Так что, господа и дамы, вы можете идти длинной и кружной дорогой честных побед и благородных поражений, а я пойду короткой кривой лесной тропиночкой. И посмотрим потом, на финише, кто первым придет, при этом еще и с наименьшими потерями.
А если мои мысли кажутся кому-то крайне неприглядными и склизковатыми… Подойдите к зеркалу и посмотритесь в него — так ли я неправ? Или вы всегда и всем говорите правду, поступая, так как должно, смело и отважно двигаясь по жизни путем чести? Так в чем же наше отличие? Только в том, что я говорю об этом, а вы нет?
— Ну, какое решение принял? — поторопил меня Сэмади. — У меня сегодня еще кое-какие дела есть, я не могу до рассвета ждать ответа от тебя.
— Идет, — кивнул я. — Если будет шанс вытащить из Великого Ничто еще одного бога, то это будет Чемош.
— Нет-нет. — Сэмади слез с кресла и подошел ко мне. — Так не пойдет. Дело это серьезное, нешутейное — о богах речь идет, не о хрене собачьем. Тут нужна клятва, и не абы какая — а на крови.
— Фиг, — немедленно возразил я. — На крови клясться не буду.
Если я чего и усвоил из своих последних приключений, так это то, что кровь для мертвых — это святое, и давать им ее в руки всегда верх глупости.
— Ну вот, научил на свою голову уму-разуму, — расстроился Сэмади. — А так славно было начали договариваться!
— Я поклянусь именем богов, — предложил ему я. — Ты же понимаешь, что даже сейчас нарушать такую клятву — это все равно что с разбегу прыгать со скалы?
— Так-то оно так, — уклончиво ответил Сэмади. — Но… Ладно.
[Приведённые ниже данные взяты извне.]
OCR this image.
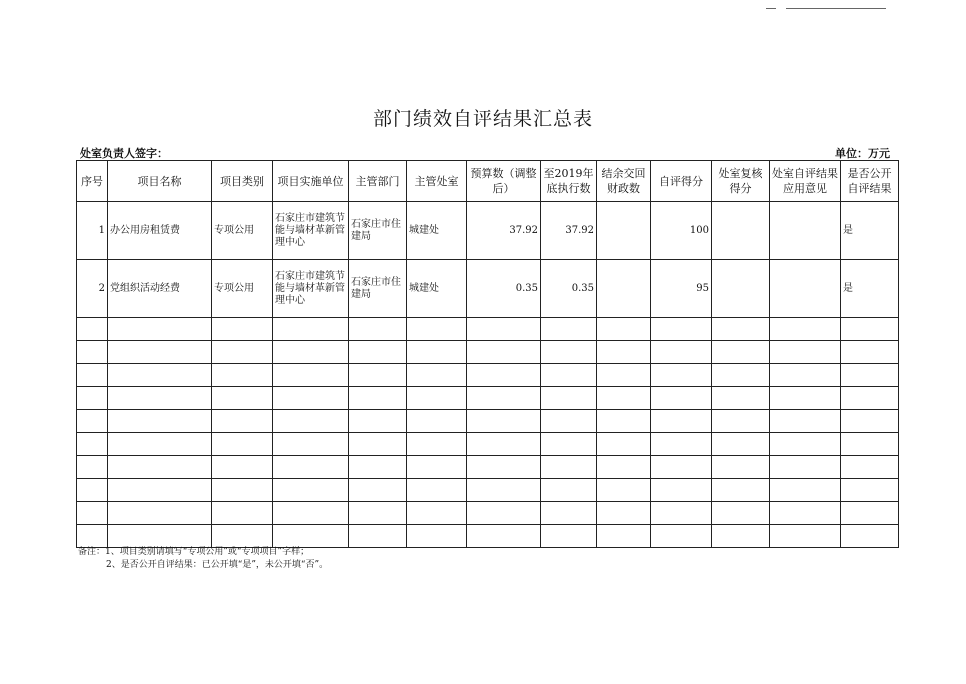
部门绩效自评结果汇总表
处室负责人签字：	单位：万元
序号	项目名称	项目类别	项目实施单位	主管部门	主管处室	预算数（调整后）	至2019年底执行数	结余交回财政数	自评得分	处室复核得分	处室自评结果应用意见	是否公开自评结果
1	办公用房租赁费	专项公用	石家庄市建筑节能与墙材革新管理中心	石家庄市住建局	城建处	37.92	37.92		100			是
2	党组织活动经费	专项公用	石家庄市建筑节能与墙材革新管理中心	石家庄市住建局	城建处	0.35	0.35		95			是

备注：1、项目类别请填写“专项公用”或“专项项目”字样；
2、是否公开自评结果：已公开填“是”，未公开填“否”。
Вот был бы на твоем месте кто другой — не согласился бы на это, ей-ей, не согласился. Но ты мне как родной уже стал, тебе я верю.
— Трогательно, — смахнул я из уголка глаза несуществующую слезинку.
— Но в качестве компенсации ты сделаешь для меня одну вещь, — продолжил Сэмади. — Ты возьмешь меня с собой тогда, когда будешь проводить ритуал возвращения.
Вот для чего ты все это затеял. Хитрюга Барон, как всегда, все разыграл как по нотам. А я согласен, почему бы и нет. Что-то мне подсказывает, что, когда дело дойдет до этого ритуала, там не только я и он будем. Не знаю почему, но мне так думается, и лишний лояльно настроенный ко мне союзник мне там не помешает.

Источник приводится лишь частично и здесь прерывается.